Not even AI could sift through Blazek’s biography. She left no clues in her home or on social media how she accumulated her wealth. She never married, had no children, no pets, never owned a home and lived in the same Ashlar apartment, one of 16 in her gray and white cement-block building, since 2003. Her online obituary is a single sentence listing her age and the date she was pronounced dead. Nobody offered a tribute.
Lowell Schoenfield, her attorney for several decades, said there wasn’t a picture in her apartment when he went in after her death.
Milton Landau is the only name attached to her life. She left her estate, in her 2015 will, to him, if he survived her. He didn’t; he died in 2022. He was 95.
Records show they lived together in Brooklyn, New York from the mid-1970s until they moved to Fort Myers around 2000. No record could be found of a marriage license, but neighbor Stephanie Pierre assumed he was her husband. Blazek was cremated and her ashes are next to Landau’s at Fort Myers Memorial Gardens.
Neighbor Loren Merrigan also assumed Landau was her husband. He said she took care of Landau, who was 10 years older and used a walker, for years, helping him up and down the stairs to their second-floor apartment.
Pierre described Blazek as petite, not even 5 feet tall and barely weighing100 pounds.
But she was a strong woman, Merrigan said. He would offer to help carry her groceries up the stairs and she would decline.
She didn’t look like she was in her 80s, he said. She looked 10 years younger and she drove everywhere.
She was a walker, too.
“She walked constantly,” Merrigan said. “She was out at nighttime. She would walk during the day.”
Merrigan was surprised of her millionaire status.
“Some millionaires are humble,” Merrigan said. “She was one of them.”
She didn’t dress in expensive clothes, he said. She drove a Honda.
Merrigan said most of his conversations with Blazek were "hello, how are you" types.
Pierre, who has lived at Ashlar for six years, said most of their conversations were small talk. Landau once mentioned something about the military, and in a rare fit of anger when the apartment complex was going to put electronic locks on their door, he yelled that he was a veteran, Pierre said. But most of the time they would ask her about her children.
Pierre became suspicious something was amiss around Christmastime of last year because she hadn’t seen Blazek for a while, but Pierre had been in and out of town taking care of her father.
She called police January 13 to do a wellness check after noticing Blazek had not taken out the trash and saw a notice on her door about not paying her rent. Pierre watched police maneuver the door open to get past a safety bar. Pierre didn’t need to be told Blazek was dead.
“You could smell it because she had been there for a while,” Pierre said.
The death certificate did not give cause of death or when she died.
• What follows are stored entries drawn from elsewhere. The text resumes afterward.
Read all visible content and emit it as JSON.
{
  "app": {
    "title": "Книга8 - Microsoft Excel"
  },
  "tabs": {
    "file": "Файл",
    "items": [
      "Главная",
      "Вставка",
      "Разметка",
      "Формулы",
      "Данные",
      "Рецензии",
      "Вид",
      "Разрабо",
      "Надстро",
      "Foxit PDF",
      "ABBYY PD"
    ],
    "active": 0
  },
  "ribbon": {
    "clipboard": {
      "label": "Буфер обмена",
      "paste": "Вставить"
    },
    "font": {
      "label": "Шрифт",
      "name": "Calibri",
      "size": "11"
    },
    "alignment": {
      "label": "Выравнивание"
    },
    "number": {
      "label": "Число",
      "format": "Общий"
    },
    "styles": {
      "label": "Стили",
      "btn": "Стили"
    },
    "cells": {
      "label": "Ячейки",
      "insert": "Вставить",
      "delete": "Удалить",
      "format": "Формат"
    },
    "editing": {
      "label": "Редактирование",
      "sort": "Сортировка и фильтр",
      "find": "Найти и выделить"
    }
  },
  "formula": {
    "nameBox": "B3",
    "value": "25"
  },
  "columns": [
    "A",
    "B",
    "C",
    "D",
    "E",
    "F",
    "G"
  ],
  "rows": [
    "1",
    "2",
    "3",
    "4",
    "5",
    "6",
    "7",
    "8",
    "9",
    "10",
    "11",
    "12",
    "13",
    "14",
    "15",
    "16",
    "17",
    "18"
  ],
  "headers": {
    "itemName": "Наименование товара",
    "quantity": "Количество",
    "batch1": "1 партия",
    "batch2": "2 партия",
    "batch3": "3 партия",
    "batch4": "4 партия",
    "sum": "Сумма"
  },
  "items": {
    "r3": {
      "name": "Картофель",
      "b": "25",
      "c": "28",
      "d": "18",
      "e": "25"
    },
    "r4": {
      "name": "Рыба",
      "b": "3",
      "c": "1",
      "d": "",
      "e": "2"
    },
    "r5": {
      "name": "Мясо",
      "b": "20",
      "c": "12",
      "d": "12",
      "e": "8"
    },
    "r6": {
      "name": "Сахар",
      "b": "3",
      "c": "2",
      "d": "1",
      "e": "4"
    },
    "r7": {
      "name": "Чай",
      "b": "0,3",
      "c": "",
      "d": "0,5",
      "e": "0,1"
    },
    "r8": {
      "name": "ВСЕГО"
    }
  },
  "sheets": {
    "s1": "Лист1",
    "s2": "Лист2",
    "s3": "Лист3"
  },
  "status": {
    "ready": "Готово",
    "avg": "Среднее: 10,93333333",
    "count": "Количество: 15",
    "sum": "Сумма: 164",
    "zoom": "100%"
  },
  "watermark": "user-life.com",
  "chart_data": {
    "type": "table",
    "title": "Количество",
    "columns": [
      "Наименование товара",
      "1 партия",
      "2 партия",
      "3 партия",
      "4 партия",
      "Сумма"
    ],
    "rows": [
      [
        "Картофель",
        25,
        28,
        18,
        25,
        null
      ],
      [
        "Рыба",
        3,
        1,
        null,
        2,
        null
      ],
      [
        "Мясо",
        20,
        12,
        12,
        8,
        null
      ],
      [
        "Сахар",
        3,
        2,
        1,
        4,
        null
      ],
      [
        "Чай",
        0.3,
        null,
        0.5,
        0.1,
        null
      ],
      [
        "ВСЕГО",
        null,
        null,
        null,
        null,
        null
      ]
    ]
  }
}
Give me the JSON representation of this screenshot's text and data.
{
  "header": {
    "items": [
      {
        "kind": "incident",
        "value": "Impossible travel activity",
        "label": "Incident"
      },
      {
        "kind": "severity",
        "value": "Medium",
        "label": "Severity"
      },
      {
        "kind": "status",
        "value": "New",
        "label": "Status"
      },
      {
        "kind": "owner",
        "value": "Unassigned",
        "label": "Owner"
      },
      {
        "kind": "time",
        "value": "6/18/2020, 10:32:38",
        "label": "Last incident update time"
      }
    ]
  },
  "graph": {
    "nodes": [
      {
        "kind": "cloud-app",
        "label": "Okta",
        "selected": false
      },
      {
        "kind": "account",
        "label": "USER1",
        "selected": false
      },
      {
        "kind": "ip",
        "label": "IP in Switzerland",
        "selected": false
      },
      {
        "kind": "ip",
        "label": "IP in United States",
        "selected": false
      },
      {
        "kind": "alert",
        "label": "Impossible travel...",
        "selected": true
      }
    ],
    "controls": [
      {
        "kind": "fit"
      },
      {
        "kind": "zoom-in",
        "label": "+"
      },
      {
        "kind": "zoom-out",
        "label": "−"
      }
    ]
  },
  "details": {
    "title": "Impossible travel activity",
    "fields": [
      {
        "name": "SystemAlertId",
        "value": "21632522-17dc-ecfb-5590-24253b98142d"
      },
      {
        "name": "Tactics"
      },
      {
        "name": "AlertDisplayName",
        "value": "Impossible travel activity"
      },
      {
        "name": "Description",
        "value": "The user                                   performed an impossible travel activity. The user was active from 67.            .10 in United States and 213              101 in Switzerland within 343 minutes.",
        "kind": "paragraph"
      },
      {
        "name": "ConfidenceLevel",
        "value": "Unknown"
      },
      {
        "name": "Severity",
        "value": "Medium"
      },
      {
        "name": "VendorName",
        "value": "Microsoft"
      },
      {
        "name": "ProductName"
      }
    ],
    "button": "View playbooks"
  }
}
Authorities ruled out foul play.
The county commission agenda item hinted there could be additional money coming.
The food bank will use the money to help with operating expenses unless there are specific instructions, LeBer said.
“We distribute millions of pounds of food every year and that costs money for diesel fuel, power to run our freezers and refrigerators, to pay staff, so we probably will use some if it in that direction,” he said.
The $2 million won’t be part of Animal Services’ $9.1 million operating budget, Pendergrass said.
Animal Services will use it for life saving programs, sterilization and free or low-rate adoptions.
“She could have went and bought a $2 million house or a million-dollar house, but she probably was very happy the way she loved her quality of life, and she was probably very content with that,” Pendergrass said.
“It’s just so nice to know that she was thinking about … when she was gone the animals and the people of Lee County would be taken care of. And she did that.”